Still I decided to go for this little endeavor of mine to find the mythical “phenotypes” I`ve been asked for. I found that an appropriate (if one can say so) method for mixed datasets both with categorical and numerical variables is to compute a distance matrix using Gower distance. I learnt from the article below (with all the R code) that this matrix can be used for clustering using partitioning around medoids

https://towardsdatascience.com/clustering-on-mixed-type-data-8bbd0a2569c3

Using the width of the silhouette I decided to go for 2 clusters in my dataset

This is what the tSNE graph showed

I thought that the practical significance of such clustering may be decided with survival analysis, so I made survival curves using Kaplan-Meier method and fitted a Cox proportional hazards model stratified by the clusters found.
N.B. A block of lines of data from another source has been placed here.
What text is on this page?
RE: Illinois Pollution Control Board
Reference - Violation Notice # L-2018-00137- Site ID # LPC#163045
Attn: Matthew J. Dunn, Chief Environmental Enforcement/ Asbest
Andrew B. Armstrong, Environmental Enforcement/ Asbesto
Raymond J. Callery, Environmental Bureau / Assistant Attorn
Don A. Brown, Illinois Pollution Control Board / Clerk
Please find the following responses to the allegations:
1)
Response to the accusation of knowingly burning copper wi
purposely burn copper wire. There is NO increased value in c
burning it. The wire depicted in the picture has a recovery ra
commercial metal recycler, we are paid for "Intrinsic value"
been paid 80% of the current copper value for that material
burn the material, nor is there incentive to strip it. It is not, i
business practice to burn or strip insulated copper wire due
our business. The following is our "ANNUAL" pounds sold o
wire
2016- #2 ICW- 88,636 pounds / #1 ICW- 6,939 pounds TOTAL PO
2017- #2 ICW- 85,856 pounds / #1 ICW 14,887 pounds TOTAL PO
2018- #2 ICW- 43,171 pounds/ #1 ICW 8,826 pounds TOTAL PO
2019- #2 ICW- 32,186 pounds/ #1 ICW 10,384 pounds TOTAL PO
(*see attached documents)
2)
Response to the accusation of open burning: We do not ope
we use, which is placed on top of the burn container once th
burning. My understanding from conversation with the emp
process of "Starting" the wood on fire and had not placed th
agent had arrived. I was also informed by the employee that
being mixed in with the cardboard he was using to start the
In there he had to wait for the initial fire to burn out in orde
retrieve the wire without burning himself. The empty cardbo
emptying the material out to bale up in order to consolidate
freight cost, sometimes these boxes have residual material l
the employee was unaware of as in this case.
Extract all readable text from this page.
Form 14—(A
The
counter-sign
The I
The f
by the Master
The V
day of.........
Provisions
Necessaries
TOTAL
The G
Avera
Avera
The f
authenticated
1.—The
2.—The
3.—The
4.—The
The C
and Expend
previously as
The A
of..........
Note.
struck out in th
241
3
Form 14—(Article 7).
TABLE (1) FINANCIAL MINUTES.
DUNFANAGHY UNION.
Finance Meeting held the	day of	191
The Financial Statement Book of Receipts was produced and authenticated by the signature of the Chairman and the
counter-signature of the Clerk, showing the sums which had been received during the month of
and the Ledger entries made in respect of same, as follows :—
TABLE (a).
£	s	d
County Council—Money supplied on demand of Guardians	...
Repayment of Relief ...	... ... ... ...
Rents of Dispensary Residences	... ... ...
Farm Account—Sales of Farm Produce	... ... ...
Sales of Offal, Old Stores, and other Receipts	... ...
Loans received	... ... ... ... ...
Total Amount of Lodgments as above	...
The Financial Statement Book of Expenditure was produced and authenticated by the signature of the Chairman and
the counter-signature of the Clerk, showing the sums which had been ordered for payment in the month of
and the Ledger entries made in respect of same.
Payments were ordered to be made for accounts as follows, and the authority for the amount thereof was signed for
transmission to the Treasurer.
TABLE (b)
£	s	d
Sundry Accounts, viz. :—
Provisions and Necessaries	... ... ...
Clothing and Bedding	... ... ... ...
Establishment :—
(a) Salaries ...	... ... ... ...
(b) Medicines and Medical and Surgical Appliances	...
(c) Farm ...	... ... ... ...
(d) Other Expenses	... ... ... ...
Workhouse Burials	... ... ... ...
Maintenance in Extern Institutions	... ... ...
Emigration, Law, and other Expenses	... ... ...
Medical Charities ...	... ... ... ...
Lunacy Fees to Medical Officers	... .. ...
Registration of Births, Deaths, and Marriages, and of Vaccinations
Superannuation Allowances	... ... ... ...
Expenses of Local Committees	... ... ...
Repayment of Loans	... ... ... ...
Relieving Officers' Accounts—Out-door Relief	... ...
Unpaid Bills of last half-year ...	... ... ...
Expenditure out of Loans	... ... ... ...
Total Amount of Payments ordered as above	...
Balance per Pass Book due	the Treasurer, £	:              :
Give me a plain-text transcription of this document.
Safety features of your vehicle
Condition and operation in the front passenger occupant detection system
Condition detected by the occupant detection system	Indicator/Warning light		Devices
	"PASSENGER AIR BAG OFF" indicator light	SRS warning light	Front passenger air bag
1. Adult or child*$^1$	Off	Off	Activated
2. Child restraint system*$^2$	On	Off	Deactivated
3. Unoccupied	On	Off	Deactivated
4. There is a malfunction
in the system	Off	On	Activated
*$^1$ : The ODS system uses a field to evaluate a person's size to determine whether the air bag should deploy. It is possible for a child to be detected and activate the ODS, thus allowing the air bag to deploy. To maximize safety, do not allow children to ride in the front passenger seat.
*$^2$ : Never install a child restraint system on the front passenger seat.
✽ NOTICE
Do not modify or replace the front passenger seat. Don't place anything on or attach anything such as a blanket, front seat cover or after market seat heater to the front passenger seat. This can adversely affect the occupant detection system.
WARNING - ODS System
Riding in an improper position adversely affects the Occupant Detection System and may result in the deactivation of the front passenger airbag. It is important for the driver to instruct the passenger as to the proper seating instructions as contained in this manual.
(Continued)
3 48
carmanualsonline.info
This is the Kaplan-Meier curve I got with the logrank test result

And the proportional hazards model output:

## Summary

```
n= 293, number of events= 11
`coef exp(coef) se(coef) z Pr(>|z|)`
```

`cluster_gow2 2.312 10.094 1.058 2.185 0.0289 *`

```
`exp(coef) exp(-coef) lower.95 upper.95`
```

`cluster_gow22 10.09 0.09906 1.269 80.29`

Concordance= 0.701 (se = 0.078 )

Likelihood ratio test= 8.23 on 1 df, p=0.004

Wald test = 4.78 on 1 df, p=0.03

Score (logrank) test = 7.08 on 1 df, p=0.008

I`m merely trying to get into the head of a statistician. Is it sensible to dichotomize patients based on a plethora of variables? Does the seeming difference in survival mean that the clusters are meaningful? Or is it a result of some shifting bias of the algorithm? I understand now that although there is an apparent difference in survival I can say nothing on the definite variables that influenced the outcome the most. I now have to run a logistic regression on artificial clusters as my binary outcome variable if I want to know the predictor variables. This now all seems as an added complexity as I could have just tried to fit a multivariate Cox proportional hazards model controlling for covariates at the same time. What would be a more professional approach from the beginning?

My question`s scope is very general but nonetheless I`d like to further discuss appropriate cases of cluster analysis that would be clinically relevant maybe with published examples.